Ce n’est pas la première fois que l’OMS tire la sonnette d’alarme concernant le changement climatique. En décembre 2024, le Dr Tedros Adhanom Ghebreyesus, directeur général de l’OMS, a déclaré devant la Cour internationale de Justice que le changement climatique constitue, par essence, une crise sanitaire. Depuis 2023, l’OMS dispose d’une page web consacrée au changement climatique, dont le texte commence ainsi : « Le changement climatique contribue directement aux crises humanitaires telles que les vagues de chaleur, les incendies de forêt, les inondations, les tempêtes tropicales et les ouragans, dont l’ampleur, la fréquence et l’intensité augmentent. »
L’OMS accorde une importance accrue au changement climatique depuis la pandémie de COVID-19. La santé est mobilisée pour souligner l’urgence de la situation.

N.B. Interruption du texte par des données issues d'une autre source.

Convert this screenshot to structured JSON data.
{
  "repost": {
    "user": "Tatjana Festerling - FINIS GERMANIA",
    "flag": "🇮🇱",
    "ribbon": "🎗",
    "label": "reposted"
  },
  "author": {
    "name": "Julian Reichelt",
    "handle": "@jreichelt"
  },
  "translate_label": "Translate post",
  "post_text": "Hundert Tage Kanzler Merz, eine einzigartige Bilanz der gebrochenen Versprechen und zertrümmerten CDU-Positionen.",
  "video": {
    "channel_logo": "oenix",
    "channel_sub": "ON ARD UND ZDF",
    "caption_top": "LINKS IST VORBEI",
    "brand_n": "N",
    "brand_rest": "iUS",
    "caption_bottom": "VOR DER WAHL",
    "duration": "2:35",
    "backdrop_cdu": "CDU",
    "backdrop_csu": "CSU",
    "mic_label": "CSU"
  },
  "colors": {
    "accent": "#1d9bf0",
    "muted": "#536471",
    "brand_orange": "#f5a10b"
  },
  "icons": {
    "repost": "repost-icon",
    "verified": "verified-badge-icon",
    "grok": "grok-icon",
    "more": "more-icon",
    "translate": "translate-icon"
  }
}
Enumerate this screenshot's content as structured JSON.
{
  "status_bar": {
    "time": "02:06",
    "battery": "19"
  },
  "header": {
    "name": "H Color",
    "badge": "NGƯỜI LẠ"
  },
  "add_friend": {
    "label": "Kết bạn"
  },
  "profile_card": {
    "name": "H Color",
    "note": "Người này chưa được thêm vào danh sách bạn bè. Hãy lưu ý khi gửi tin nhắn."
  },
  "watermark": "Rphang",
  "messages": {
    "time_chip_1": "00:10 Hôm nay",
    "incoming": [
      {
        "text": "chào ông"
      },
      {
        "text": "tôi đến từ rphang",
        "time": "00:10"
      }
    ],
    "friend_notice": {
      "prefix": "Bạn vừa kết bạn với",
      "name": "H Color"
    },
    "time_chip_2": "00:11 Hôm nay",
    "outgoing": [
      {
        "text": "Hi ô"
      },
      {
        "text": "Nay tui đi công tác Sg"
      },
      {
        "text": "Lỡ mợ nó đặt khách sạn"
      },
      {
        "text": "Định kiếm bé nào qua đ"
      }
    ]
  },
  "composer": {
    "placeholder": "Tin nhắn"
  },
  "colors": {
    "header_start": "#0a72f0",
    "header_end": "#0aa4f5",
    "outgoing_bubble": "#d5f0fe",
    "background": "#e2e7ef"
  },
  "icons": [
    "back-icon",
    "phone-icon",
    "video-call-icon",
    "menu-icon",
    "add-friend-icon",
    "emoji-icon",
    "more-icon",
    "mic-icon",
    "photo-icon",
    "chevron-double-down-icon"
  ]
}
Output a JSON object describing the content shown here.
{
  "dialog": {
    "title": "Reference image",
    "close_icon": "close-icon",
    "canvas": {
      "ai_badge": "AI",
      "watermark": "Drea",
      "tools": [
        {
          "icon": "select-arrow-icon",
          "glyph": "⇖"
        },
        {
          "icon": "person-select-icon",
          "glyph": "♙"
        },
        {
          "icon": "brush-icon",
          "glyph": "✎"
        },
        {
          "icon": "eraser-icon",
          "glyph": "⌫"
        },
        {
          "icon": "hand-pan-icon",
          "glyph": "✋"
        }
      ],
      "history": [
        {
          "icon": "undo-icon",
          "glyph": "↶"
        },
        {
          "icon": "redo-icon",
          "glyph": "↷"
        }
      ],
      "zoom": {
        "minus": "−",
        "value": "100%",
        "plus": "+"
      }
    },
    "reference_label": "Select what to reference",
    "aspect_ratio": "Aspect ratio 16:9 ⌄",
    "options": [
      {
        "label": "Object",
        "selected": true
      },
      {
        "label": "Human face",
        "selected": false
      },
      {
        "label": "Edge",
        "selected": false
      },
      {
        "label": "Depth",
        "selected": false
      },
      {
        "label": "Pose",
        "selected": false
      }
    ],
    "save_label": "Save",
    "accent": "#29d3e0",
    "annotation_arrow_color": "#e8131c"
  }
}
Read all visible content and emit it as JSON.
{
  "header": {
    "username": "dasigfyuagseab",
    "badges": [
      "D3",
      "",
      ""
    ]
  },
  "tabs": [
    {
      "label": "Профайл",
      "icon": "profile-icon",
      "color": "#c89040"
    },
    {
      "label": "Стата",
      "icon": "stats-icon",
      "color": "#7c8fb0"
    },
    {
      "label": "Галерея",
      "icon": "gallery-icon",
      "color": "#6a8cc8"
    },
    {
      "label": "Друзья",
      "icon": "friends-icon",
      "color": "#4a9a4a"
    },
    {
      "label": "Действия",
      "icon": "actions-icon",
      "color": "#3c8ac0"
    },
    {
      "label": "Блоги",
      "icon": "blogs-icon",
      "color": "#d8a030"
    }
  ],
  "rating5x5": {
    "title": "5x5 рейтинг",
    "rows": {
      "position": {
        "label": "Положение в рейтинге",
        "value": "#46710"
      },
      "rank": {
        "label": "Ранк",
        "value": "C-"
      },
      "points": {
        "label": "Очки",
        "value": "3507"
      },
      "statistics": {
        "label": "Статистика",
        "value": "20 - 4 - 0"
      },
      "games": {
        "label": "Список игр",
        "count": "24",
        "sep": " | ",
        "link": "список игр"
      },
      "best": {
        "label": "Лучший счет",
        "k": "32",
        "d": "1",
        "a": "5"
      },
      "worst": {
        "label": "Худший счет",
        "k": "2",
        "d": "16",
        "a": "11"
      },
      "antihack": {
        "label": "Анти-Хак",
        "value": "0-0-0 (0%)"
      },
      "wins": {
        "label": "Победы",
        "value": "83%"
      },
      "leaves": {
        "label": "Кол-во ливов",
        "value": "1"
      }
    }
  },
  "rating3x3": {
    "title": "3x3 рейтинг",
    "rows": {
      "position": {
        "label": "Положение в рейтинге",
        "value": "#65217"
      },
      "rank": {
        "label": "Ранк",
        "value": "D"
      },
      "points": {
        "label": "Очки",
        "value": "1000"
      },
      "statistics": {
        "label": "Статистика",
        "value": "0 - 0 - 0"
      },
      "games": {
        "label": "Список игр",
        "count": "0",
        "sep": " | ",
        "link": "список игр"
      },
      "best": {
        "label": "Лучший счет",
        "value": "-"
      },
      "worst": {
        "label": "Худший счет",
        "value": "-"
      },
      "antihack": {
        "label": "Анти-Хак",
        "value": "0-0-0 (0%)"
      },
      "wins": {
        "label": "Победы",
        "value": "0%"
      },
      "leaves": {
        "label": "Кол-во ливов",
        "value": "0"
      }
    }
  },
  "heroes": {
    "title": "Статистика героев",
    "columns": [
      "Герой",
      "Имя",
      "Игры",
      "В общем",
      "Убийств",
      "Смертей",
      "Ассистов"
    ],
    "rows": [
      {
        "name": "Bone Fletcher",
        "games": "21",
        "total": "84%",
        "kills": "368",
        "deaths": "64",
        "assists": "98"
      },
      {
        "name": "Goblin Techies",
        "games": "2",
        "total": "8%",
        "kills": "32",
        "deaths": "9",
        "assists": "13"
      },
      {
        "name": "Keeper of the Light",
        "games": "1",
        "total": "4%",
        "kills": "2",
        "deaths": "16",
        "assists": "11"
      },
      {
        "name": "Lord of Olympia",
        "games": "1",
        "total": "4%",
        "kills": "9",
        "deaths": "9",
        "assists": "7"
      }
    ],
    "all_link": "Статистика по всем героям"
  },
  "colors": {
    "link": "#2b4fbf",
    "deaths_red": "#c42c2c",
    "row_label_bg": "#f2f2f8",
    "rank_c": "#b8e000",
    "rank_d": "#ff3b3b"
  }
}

Décès dus aux conditions météorologiques extrêmes
Catastrophique, crise sanitaire, urgences : tous ces termes suggèrent que l’humanité, en l’occurrence du fait du changement climatique, traverse une crise majeure entraînant des millions de morts. Pourtant, l’OMS omet de publier le graphique illustrant les décès liés aux phénomènes météorologiques extrêmes. Ces décès ont diminué de plus de 97 % depuis 1920. J’ai déjà présenté ce graphique de l’économiste environnemental danois Bjørn Lomborg dans un précédent article pour Indepen et je le ferai probablement à nouveau. C’est tout simplement le graphique le plus important pour remettre le débat climatique en perspective.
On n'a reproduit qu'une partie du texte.